LeetCode Populating Next Right Pointers in Each Node

题目

Given a binary tree

    struct TreeLinkNode {
      TreeLinkNode *left;
      TreeLinkNode *right;
      TreeLinkNode *next;
    }

Populate each next pointer to point to its next right node. If there is no next right node, the next pointer should be set to NULL.

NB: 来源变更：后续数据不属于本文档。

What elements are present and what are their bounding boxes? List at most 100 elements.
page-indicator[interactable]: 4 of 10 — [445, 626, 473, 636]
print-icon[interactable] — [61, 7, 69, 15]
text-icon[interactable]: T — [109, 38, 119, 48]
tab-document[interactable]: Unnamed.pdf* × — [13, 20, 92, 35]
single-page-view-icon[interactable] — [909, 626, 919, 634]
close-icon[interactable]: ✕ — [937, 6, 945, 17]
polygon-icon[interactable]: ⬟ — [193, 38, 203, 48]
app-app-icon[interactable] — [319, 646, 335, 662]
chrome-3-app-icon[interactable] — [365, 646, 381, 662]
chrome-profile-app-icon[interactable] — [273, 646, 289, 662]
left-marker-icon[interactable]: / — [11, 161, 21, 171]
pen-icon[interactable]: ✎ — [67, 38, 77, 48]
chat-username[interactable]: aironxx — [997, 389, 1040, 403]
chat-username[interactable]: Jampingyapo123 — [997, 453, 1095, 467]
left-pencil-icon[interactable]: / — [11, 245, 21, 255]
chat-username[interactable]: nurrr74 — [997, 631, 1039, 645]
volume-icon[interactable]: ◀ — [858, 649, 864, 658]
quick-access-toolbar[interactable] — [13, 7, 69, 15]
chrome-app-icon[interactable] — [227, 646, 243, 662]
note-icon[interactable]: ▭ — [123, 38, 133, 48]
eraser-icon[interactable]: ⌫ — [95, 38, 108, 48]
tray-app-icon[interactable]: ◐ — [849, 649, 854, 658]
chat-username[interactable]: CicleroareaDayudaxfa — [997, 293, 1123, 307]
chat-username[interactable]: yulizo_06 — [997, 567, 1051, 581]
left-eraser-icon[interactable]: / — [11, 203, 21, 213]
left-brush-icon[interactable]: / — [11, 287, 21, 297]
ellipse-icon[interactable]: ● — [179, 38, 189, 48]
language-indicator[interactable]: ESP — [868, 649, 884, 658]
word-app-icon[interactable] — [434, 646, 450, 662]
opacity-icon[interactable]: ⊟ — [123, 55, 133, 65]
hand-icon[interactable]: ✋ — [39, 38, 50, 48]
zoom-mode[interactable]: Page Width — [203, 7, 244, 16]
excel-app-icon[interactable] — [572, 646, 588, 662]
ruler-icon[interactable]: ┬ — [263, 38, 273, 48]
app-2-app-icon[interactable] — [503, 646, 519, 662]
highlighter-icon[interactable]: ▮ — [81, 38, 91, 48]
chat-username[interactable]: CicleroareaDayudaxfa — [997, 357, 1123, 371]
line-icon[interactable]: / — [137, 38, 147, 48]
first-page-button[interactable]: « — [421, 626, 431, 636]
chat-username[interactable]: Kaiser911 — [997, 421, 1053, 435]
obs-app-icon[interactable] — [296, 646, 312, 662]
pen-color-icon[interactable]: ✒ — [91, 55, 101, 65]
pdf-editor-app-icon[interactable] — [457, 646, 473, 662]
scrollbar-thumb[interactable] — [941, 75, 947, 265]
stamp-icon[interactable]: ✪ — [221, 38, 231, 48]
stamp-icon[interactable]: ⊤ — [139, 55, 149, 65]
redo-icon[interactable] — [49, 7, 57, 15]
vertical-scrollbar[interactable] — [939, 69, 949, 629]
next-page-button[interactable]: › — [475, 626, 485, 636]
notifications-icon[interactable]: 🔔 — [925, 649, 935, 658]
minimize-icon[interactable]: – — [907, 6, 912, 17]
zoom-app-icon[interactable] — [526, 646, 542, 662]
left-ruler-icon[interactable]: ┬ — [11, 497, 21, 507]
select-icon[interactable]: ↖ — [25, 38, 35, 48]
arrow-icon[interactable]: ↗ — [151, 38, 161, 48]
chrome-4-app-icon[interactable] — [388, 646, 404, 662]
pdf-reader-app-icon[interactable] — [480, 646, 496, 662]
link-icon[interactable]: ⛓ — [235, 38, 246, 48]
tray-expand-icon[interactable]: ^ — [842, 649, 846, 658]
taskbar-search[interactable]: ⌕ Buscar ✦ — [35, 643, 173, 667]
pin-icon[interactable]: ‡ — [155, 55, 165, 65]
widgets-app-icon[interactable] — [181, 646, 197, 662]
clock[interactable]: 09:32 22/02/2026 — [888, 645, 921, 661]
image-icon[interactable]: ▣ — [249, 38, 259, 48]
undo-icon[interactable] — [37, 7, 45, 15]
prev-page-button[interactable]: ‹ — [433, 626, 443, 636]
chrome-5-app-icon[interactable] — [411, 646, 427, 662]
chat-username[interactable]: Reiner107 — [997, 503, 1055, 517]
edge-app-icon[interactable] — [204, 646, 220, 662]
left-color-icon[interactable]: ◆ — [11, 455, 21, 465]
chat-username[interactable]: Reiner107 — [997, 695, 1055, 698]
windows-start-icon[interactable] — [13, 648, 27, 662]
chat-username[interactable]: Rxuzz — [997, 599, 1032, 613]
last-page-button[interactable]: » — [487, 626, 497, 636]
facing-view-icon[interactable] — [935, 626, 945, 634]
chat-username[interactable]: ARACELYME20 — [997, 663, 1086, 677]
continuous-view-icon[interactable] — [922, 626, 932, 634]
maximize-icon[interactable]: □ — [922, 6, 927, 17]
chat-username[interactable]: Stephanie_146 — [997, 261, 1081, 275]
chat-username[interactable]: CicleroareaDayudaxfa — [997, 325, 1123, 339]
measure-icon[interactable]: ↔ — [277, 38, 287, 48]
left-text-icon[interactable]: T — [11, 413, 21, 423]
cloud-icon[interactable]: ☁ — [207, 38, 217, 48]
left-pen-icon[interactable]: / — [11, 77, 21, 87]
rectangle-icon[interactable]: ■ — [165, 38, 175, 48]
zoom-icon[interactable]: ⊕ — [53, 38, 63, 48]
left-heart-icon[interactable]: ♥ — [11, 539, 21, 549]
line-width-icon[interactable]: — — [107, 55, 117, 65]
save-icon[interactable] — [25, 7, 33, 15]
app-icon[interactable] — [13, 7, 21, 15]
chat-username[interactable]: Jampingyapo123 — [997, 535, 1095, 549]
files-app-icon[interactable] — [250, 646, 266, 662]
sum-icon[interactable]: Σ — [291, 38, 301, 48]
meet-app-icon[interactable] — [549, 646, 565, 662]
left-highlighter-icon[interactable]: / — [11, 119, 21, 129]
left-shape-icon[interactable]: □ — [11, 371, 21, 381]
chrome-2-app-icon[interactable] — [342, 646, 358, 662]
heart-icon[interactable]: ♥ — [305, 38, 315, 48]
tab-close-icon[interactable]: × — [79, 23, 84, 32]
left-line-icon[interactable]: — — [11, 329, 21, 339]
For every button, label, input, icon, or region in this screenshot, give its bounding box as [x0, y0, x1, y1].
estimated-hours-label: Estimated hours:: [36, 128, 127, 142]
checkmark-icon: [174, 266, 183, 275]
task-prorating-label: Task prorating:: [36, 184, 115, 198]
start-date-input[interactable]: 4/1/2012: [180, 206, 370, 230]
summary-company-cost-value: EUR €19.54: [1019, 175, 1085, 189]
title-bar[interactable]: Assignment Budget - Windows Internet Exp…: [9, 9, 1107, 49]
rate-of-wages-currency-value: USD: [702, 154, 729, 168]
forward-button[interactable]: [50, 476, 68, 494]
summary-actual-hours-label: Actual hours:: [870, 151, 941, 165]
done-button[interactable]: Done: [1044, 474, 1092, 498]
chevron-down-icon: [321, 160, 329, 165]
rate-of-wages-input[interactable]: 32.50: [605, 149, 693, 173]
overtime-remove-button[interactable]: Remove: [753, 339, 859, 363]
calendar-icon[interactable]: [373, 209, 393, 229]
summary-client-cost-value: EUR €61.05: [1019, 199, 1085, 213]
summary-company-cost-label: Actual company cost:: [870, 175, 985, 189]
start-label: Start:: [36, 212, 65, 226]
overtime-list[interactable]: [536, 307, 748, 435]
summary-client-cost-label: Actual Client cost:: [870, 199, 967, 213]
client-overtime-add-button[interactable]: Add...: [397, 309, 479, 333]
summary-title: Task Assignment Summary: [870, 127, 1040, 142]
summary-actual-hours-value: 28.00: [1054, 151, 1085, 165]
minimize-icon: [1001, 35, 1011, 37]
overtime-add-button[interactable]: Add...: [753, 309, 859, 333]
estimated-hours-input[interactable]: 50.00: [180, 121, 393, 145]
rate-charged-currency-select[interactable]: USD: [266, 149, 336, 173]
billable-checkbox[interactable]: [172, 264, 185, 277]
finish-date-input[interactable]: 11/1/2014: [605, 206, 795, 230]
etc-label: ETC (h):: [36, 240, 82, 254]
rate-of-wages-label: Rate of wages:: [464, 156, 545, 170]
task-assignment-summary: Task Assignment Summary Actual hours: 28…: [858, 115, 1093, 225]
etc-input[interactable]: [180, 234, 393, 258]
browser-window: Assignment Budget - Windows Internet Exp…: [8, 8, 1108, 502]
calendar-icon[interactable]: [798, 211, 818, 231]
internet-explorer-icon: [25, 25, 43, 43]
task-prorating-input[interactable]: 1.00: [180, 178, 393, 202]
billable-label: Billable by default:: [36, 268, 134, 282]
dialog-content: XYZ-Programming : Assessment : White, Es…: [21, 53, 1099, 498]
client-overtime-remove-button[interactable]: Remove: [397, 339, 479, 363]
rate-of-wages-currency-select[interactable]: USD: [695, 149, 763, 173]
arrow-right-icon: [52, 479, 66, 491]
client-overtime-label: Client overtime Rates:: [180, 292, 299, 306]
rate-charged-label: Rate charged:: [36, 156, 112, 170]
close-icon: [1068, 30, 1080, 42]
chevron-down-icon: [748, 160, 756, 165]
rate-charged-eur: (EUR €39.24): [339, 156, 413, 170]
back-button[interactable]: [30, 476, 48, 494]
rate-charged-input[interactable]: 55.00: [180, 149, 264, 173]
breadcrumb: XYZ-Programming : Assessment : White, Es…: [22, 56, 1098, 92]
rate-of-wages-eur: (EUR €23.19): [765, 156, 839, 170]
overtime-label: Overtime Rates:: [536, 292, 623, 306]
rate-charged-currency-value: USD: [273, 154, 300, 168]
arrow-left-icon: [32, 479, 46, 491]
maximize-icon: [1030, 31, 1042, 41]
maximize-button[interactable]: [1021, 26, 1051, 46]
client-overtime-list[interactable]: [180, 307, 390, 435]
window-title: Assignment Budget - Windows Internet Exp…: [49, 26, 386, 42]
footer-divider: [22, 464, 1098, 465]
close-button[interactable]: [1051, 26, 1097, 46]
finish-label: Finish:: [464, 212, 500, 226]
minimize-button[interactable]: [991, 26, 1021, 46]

Initially, all next pointers are set to NULL.

Note:

• You may only use constant extra space.
• You may assume that it is a perfect binary tree (ie, all leaves are at the same level, and every parent has two children).

For example,
Given the following perfect binary tree,

         1
       /  \
      2    3
     / \  / \
    4  5  6  7

After calling your function, the tree should look like:

         1 -> NULL
       /  \
      2 -> 3 -> NULL
     / \  / \
    4->5->6->7 -> NULL

 

输出每个节点右边的节点，bfs层序遍历即可。

 

代码：

/**
 * Definition for binary tree with next pointer.
 * struct TreeLinkNode {
 *  int val;
 *  TreeLinkNode *left, *right, *next;
 *  TreeLinkNode(int x) : val(x), left(NULL), right(NULL), next(NULL) {}
 * };
 */
class Solution {
public:
    void connect(TreeLinkNode *root) {
        TreeLinkNode *pos,*next_level=root,*next_head=root;	//当前处理位置，下一层处理到位置，下一层头
	    while(next_head!=NULL)	//层序遍历
	    {
		    pos=next_head;
		    next_level=NULL;
		    next_head=NULL;
		    while(pos!=NULL)	//有未处理的层
		    {
				if(next_level==NULL)	//处理左节点
				{
					next_level=pos->left;
					next_head=next_level;
				}
				else
				{
					next_level->next=pos->left;
					next_level=next_level->next;
				}
				if(pos->right==NULL)	//处理右节点
					break;
				next_level->next=pos->right;
				next_level=next_level->next;
				pos=pos->next;
		    }
	    }
    }
};